🤖 AI Summary
This work addresses key limitations of existing large language model (LLM) agents in tabular data analysis—namely, low transparency, inadequate support for multi-table comparison, and poor adaptation to user preferences. To overcome these challenges, the authors propose an interactive, self-evolving AI agent framework that leverages natural language instructions to drive table manipulation and reasoning. The framework incorporates verifiable workflows, explicit uncertainty signaling, user memory extraction, and a negative-feedback-driven skill distillation mechanism to enable personalized, continual improvement. By integrating ReAct-style tool invocation, multi-agent parallel reasoning, and modular skill importation, the system significantly enhances task completion rates and reasoning performance on standard benchmarks while ensuring full traceability and user control throughout the analytical process.
📝 Abstract
Spreadsheets and tables are widely used representations for structured data analysis, but effective analysis still requires substantial manual effort and domain expertise. Recent large language model (LLM) agents can automate parts of this process, but they often provide limited transparency into intermediate decisions, rely on implicit assumptions, struggle with multi-table comparison, and repeat similar workflows without adapting to a user's preferences. This paper presents TabClaw, an open-source interactive AI agent for spreadsheet manipulation and table reasoning. Users upload CSV or Excel files and issue natural-language requests; TabClaw clarifies ambiguous intent, exposes an editable execution plan, streams a ReAct-style tool-using analysis loop, dispatches specialist agents for parallel multi-table reasoning, and synthesizes findings with explicit consensus and uncertainty markers.

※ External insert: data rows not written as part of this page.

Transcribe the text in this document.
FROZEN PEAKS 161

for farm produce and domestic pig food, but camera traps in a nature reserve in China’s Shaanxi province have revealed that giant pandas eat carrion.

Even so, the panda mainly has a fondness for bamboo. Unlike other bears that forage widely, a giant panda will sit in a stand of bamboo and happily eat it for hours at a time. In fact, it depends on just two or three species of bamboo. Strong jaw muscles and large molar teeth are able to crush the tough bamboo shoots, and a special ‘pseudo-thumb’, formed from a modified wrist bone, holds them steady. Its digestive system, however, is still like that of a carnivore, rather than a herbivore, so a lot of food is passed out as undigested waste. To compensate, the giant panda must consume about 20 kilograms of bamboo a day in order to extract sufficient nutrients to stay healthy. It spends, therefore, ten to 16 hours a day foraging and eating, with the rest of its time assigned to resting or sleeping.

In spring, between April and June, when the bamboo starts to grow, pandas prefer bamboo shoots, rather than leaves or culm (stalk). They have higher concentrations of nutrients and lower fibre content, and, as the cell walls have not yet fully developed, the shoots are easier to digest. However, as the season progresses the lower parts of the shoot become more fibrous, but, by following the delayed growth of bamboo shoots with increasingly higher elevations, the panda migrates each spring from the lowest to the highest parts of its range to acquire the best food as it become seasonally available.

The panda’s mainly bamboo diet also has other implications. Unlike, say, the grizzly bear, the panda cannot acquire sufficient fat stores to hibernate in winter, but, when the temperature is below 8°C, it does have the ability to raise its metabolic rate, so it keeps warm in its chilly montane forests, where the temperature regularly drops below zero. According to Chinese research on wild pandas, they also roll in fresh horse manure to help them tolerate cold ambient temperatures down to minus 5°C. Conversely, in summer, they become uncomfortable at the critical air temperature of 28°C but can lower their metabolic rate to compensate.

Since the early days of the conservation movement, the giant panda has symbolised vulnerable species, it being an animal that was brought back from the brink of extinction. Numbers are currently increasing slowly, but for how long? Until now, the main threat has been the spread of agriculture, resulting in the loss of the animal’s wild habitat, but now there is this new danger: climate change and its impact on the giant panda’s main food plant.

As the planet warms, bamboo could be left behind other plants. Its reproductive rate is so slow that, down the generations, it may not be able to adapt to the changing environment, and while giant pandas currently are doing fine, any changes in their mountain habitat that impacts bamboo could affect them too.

Beyond one-off analysis, TabClaw records completed workflows, extracts persistent user memory, distills reusable skills from repeated tool-use patterns, supports package-style skill import, and upgrades skills from negative feedback. Experiments on spreadsheet manipulation and table reasoning benchmarks show that TabClaw improves executable task completion and reasoning performance while preserving an inspectable user workflow. This paper shows how TabClaw turns spreadsheets and tables into inspectable analytical workflows while gradually personalizing itself to recurring data-analysis tasks. Our code is available.